For Senior Adults: More Activity Means Fewer Falls

If you have a senior in your life that you care for and love, you probably know that falls are the chief cause of injury for aging adults. Falls occur in nearly one-third of the population of those aged 65 and older. And even more alarming is the fact that falls occur in 50 percent of those over the age of 80.

More Activity, Fewer Falls

Medical professionals continually promote fall prevention by encouraging seniors to get active, which helps to reduce their risk of falling. The sad fact is, many inactive seniors aren’t even aware of the risk of falls until they fall and suffer injury. In a U.K. study by the Centre for Ageing Better, the foundation found 40 percent of individuals 70 and above didn’t realize balance and strength improvement could help prevent falls.

Simple, everyday activities like walking, gardening, shopping, and even dancing, can help senior adults improve their balance and strength. With this simple addition of daily activity, falls among seniors could be significantly reduced. Many doctors recommend tai chi for senior adults because of its slow, yet graceful movements. With each increase in physical activity, the risk of falls is reduced, and strength, coordination, balance, and flexibility are improved.

Other studies show the most sedentary individuals, on average, are those over the age of 65. Many in this age group lie down or sit for as much as 10 hours a day causing functional decline and increasing the risk of falling. The same studies reveal that even a minimal increase in physical activity can decrease functional decline and the potential number of falls.

Some senior adults enjoy traveling and this is a great way to increase activity however those who decide to go this route need to gradually increase their activity levels in preparation for traveling. In doing so, they will enhance their enjoyment and lessen the chance of falling and subsequent injury on their traveling adventures.

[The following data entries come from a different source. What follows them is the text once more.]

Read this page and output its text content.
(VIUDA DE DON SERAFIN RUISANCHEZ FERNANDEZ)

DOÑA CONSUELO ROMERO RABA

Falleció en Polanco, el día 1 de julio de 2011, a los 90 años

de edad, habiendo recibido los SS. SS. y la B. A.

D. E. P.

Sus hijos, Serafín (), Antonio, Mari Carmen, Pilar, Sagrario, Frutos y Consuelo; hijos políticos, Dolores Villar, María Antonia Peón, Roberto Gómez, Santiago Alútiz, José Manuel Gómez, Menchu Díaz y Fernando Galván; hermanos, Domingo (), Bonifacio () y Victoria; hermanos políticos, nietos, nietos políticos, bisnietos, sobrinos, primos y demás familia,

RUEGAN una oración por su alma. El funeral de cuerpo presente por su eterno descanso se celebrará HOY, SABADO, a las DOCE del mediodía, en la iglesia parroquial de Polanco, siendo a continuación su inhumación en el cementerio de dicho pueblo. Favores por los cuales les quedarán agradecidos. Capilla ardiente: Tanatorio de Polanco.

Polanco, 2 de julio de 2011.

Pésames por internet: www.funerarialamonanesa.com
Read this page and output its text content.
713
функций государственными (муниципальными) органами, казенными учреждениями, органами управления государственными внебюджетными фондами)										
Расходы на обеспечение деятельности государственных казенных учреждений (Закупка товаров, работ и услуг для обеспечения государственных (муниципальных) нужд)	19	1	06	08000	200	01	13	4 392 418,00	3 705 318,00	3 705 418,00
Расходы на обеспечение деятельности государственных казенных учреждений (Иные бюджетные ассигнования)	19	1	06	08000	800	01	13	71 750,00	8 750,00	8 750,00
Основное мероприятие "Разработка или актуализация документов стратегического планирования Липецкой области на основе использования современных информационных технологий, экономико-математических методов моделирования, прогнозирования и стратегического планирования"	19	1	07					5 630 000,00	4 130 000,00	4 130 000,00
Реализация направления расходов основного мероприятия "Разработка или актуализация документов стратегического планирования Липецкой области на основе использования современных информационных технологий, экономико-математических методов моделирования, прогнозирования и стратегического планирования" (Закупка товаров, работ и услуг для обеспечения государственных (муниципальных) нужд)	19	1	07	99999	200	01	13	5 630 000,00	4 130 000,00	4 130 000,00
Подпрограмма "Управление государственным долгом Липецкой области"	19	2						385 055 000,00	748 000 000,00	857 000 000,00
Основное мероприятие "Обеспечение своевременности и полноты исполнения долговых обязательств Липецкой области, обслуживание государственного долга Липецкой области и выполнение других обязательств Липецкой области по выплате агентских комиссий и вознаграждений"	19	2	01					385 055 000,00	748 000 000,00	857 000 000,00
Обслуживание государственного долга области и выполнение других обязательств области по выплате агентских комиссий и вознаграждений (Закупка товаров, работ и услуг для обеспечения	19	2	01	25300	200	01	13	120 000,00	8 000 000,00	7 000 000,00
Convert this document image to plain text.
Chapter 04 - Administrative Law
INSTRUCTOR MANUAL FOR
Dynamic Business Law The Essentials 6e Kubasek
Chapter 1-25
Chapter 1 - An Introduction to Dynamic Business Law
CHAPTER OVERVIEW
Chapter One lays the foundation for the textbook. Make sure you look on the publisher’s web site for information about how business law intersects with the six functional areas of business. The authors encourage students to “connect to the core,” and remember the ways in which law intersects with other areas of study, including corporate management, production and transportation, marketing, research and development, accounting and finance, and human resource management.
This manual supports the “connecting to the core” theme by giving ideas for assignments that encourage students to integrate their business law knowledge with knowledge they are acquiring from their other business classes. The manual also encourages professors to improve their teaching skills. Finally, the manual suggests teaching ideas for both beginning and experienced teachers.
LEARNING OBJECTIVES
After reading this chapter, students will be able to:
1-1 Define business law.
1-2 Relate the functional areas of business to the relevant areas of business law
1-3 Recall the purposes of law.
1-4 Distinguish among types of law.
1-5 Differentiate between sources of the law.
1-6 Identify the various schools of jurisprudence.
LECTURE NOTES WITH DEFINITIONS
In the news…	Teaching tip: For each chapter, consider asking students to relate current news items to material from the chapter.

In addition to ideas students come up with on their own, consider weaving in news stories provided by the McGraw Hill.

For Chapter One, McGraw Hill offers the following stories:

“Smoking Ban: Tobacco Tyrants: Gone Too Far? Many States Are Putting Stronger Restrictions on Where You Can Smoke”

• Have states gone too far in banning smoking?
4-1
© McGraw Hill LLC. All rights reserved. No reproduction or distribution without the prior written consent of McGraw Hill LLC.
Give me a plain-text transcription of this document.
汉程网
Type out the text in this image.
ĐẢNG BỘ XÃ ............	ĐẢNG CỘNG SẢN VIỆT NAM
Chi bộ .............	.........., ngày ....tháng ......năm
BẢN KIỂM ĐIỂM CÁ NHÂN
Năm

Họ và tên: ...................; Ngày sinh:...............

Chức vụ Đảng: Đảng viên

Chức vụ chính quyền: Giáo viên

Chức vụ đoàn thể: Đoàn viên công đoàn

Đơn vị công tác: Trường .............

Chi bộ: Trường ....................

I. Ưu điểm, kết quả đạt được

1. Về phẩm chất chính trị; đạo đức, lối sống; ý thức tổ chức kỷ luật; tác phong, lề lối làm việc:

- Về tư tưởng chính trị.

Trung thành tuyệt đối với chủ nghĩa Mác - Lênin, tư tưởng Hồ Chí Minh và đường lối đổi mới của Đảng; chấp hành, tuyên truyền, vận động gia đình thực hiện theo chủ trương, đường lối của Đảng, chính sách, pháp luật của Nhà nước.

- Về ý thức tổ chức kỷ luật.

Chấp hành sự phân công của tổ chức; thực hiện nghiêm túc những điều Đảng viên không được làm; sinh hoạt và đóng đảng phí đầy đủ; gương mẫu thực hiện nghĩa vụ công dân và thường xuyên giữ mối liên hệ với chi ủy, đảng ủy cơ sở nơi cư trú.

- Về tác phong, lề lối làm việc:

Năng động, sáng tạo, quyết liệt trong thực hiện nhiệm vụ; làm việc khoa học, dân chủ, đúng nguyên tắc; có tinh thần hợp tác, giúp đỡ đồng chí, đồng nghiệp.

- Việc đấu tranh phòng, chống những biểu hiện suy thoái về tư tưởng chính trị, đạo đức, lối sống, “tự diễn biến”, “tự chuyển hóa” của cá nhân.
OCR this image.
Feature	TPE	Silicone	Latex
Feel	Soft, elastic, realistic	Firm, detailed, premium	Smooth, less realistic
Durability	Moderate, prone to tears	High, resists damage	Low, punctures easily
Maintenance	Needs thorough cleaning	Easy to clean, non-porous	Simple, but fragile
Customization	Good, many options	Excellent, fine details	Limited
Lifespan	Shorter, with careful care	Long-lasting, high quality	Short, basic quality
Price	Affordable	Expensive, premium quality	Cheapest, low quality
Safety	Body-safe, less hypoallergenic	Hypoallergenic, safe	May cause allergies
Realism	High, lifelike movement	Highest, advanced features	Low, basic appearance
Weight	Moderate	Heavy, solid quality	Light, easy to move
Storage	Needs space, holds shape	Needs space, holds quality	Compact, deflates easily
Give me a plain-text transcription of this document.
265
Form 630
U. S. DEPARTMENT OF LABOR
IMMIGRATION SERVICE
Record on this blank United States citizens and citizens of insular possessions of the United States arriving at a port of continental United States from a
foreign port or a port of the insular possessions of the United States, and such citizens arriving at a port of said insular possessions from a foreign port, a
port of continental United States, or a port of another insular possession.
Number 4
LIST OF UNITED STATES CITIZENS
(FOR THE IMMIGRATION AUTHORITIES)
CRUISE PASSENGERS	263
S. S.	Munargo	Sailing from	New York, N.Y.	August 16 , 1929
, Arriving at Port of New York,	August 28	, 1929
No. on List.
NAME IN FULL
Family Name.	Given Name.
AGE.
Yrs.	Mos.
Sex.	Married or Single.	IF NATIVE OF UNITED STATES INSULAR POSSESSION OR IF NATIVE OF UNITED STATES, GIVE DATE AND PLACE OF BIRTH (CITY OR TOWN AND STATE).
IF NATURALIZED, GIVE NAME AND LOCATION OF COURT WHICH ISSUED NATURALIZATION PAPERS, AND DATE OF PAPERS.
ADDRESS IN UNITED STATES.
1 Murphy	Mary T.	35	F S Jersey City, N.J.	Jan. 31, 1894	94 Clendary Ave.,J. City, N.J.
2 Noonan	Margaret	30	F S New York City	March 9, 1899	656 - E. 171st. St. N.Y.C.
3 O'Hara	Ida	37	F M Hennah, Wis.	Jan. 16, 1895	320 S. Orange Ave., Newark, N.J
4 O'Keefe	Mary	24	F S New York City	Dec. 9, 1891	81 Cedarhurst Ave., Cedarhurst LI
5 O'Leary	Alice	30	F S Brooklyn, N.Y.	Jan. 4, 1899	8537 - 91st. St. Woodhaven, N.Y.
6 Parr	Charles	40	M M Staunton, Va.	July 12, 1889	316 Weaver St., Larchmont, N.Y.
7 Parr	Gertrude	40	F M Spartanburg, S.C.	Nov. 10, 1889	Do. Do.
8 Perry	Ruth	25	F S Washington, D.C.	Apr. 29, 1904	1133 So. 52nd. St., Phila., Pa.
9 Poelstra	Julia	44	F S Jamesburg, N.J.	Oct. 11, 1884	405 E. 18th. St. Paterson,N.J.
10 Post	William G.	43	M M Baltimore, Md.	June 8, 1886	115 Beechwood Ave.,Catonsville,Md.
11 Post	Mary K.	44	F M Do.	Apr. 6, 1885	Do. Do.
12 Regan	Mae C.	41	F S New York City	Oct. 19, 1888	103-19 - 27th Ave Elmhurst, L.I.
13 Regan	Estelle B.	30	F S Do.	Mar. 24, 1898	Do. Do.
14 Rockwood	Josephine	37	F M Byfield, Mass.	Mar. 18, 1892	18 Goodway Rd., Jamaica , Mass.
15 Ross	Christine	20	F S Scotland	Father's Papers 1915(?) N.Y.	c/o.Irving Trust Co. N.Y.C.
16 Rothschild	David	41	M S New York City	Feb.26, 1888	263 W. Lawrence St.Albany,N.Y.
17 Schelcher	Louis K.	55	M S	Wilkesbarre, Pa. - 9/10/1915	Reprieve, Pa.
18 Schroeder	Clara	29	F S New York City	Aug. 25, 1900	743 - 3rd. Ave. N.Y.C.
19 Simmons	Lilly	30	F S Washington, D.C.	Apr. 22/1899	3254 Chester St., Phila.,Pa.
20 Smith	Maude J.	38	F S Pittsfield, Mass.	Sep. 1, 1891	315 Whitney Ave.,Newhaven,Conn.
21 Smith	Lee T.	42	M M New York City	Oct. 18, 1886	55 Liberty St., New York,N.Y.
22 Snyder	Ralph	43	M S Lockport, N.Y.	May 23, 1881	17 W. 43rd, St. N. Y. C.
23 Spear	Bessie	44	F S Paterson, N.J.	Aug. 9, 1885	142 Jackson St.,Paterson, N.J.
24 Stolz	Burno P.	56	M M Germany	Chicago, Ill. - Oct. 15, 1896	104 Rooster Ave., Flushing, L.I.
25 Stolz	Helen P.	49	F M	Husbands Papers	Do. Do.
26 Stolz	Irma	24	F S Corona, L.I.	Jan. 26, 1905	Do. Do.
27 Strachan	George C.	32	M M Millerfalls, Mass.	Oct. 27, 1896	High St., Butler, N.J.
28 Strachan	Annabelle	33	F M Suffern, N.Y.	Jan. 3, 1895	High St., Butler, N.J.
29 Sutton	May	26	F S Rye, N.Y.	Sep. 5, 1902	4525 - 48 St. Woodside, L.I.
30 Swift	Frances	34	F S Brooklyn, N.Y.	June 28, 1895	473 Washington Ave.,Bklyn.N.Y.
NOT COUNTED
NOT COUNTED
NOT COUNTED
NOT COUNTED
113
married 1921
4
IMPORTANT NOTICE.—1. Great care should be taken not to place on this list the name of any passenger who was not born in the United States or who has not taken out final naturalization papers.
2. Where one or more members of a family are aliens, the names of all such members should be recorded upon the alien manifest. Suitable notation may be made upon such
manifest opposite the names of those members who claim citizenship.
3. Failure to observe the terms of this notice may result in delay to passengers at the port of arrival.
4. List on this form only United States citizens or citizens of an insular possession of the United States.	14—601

Decrease Falls with These Tips

On top of increased activity, there are other things senior adults can do to decrease the chance of falling and injury. A visit to the physician can help with fall prevention, by reviewing medications for potential side effects that may increase the chance of falling. If there are concerns, the doctor may lower dosage amounts or change medications to help. If the senior adults in your life enjoy wearing high heels, flip flops or shoes with slick soles, suggest they try stylish well-fitting shoes with support which can reduce joint pain and the risk of stumbling, slipping, and falling.

Seniors who live independently may have hazards in and around their home that can be removed to help with fall prevention. Boxes, papers, cords are hazards in walkways as are magazine racks, plant stands, area rugs, and coffee tables. Senior adults should rearrange clothing, shoes, food, dishes, and other needed items to within easy reach, which will also limit opportunities for falls. Non-slip mats in the bathtub or shower, along with grab bars can also help prevent falls. Also, keeping seniors’ homes well-lit with nightlights and a lamp within reach of the bed will help at night with trips to the bathroom or kitchen. If needed, senior adults can aid mobility with the use of canes or walkers which keep them moving and active while keeping falls at bay.

Other Benefits of an Active Lifestyle

Daily activity not only helps will fall prevention, but also reduces the risk of heart disease, stroke, type 2 diabetes, and dementia. Seniors who are active also have lower incidence of depression.

Before beginning any new physical activities or exercise, consult with a physician who can recommend the best exercises to improve flexibility, balance, gait, and muscle strength.